We Britons should rejoice that we have contrived to reach much legal democracy (we still need more of the economic) without losing our ceremonial Monarchy. For there, right in the midst of our lives, is that which satisfies the craving for inequality, and acts as a permanent reminder that medicine is not food. Hence a man's reaction to Monarchy is a kind of test. Monarchy can easily be " debunked "; but watch the faces, mark well the accents, of the debunkers. These are the men whose tap-root in Eden has been cut: whom no rumour of the polyphony, the dance, can reach—men to whom pebbles laid in a row are more beautiful than an arch. Yet even if they desire mere equality they cannot reach it. Where men are forbidden to honour a king they honour millionaires, athletes, or film-stars instead: even famous prostitutes or gangsters. Fur spiritual nature, like bodily nature, will be served; deny it food and it will gobble poison.
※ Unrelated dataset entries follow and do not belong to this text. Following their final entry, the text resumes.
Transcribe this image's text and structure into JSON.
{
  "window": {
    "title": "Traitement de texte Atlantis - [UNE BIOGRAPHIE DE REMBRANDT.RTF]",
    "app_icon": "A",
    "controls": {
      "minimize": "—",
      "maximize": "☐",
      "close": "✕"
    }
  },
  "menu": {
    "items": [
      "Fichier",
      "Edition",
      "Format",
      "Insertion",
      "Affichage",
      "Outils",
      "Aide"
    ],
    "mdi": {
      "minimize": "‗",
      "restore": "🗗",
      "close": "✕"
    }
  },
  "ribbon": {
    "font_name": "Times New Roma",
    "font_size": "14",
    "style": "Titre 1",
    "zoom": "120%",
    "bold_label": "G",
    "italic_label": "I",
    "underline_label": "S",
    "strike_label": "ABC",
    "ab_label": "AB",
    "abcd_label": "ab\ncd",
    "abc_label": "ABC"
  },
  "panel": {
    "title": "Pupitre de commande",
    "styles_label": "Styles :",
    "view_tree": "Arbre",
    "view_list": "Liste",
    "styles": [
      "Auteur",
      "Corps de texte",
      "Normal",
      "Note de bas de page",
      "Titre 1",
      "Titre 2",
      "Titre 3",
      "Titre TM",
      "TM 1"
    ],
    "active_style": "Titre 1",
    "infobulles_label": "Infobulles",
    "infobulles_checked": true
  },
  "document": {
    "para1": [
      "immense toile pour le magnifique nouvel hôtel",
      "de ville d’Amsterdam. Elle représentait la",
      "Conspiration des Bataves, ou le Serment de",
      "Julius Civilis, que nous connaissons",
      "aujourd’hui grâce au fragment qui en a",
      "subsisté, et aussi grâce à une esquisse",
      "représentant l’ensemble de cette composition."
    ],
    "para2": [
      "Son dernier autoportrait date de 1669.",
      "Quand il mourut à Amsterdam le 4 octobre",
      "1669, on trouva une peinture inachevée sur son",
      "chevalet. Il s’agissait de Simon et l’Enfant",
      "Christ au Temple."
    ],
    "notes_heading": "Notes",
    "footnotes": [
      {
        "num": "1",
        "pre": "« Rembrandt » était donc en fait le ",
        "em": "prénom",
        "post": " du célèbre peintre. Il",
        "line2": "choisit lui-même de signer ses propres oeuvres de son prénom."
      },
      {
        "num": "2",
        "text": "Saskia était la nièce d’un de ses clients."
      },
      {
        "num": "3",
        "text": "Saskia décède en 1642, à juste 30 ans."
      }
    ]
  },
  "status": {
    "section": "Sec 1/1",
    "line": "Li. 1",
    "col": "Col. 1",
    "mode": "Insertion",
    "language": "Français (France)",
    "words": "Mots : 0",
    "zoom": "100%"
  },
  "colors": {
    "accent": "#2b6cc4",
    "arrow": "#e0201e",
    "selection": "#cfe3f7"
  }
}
And that is why this whole question is of practical importance. Every intrusion of the spirit that says " I'm as good as you " into our personal and spiritual life is to be resisted just as jealously as every intrusion of bureaucracy or privilege into our politics. Hierarchy within can alone preserve egalitarianism without. Romantic attacks on democracy will come again. We shall never be safe unless we already understand in our hearts all that the anti-democrats can say, and have provided for it better than they. Human nature will not permanently endure flat equality if it is extended from its proper political field into the more real, more concrete fields within. Let us wear equality; but let us undress every night.